Critical vLLM Vulnerability Exposes Systems to Remote Code Execution via Malicious Payloads
A significant security flaw has been identified in vLLM, an open-source library designed for efficient and flexible deployment of large language models. This vulnerability, present in versions 0.10.2 and later, allows attackers to execute arbitrary code remotely by exploiting the Completions API endpoint with specially crafted prompt embeddings.

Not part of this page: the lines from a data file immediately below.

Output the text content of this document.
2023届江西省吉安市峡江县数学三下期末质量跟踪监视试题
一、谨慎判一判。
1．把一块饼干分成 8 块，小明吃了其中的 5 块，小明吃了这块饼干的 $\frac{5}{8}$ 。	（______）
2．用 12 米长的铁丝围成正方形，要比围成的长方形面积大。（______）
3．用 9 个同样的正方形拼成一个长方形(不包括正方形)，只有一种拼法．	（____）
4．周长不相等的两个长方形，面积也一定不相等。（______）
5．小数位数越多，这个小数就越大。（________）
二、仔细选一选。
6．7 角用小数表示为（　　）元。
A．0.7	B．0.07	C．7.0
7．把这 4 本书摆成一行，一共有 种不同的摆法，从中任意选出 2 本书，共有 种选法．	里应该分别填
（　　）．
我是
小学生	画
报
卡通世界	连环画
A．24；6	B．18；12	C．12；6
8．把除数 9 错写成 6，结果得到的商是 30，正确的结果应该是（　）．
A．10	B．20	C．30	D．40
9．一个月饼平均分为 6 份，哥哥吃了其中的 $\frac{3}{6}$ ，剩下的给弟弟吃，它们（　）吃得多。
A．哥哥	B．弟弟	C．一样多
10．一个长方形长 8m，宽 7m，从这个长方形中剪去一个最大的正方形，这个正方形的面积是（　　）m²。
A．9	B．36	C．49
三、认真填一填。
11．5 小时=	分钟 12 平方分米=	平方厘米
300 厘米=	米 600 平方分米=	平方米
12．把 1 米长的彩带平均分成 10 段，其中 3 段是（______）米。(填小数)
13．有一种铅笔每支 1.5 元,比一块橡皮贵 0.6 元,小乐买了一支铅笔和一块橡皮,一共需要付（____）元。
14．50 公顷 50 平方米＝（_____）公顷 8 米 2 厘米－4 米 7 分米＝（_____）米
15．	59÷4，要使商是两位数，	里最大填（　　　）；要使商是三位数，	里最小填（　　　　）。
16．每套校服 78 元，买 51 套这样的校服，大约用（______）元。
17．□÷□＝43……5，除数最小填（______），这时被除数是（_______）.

Understanding the Vulnerability
The core of this issue lies in the tensor deserialization process within vLLM’s `entrypoints/renderer.py` file, specifically at line 148. When processing user-supplied prompt embeddings, the system utilizes `torch.load()` to deserialize tensors without implementing sufficient validation checks. This oversight becomes particularly problematic due to a change introduced in PyTorch 2.8.0, which disabled sparse tensor integrity checks by default. Consequently, attackers can craft tensors that bypass internal bounds checks, leading to an out-of-bounds memory write during the `to_dense()` conversion. This memory corruption can cause the vLLM server to crash and potentially enable arbitrary code execution within the server process.
Technical Details
– CVE ID: CVE-2025-62164
– Severity: High
– CVSS Score: 8.8/10
– Affected Product: vLLM (pip)
– Affected Versions: ≥ 0.10.2
This vulnerability impacts all deployments running vLLM as a server, especially those deserializing untrusted or model-provided payloads. Any user with API access can exploit this flaw to achieve denial-of-service conditions and potentially gain remote code execution capabilities. The attack requires no special privileges, making it accessible to both authenticated and unauthenticated users, depending on the API configuration.
Potential Impact
Organizations utilizing vLLM in production environments, cloud deployments, or shared infrastructure are at significant risk. Successful exploitation could compromise the entire server and adjacent systems, leading to unauthorized access, data breaches, and service disruptions. Given the widespread adoption of vLLM for deploying large language models, the potential for damage is substantial.
Mitigation Measures
The vLLM project has addressed this vulnerability in pull request #27204. Users are strongly advised to upgrade to the patched version immediately to mitigate the risk. As a temporary measure, administrators should restrict API access to trusted users only and implement input validation layers that inspect prompt embeddings before they reach the vLLM processing pipeline. These steps can help prevent malicious payloads from exploiting the vulnerability.
Discovery and Disclosure
The vulnerability was discovered and responsibly disclosed by the AXION Security Research Team. Their prompt action underscores the importance of coordinated vulnerability disclosure in maintaining the security of AI infrastructure ecosystems. Users and organizations are encouraged to stay vigilant and apply security updates promptly to protect their systems from potential exploits.
Conclusion
The discovery of this critical vulnerability in vLLM highlights the ongoing challenges in securing AI deployment frameworks. Organizations must prioritize updating their systems and implementing robust security measures to safeguard against such threats. Staying informed about vulnerabilities and applying patches promptly are essential steps in maintaining a secure operational environment.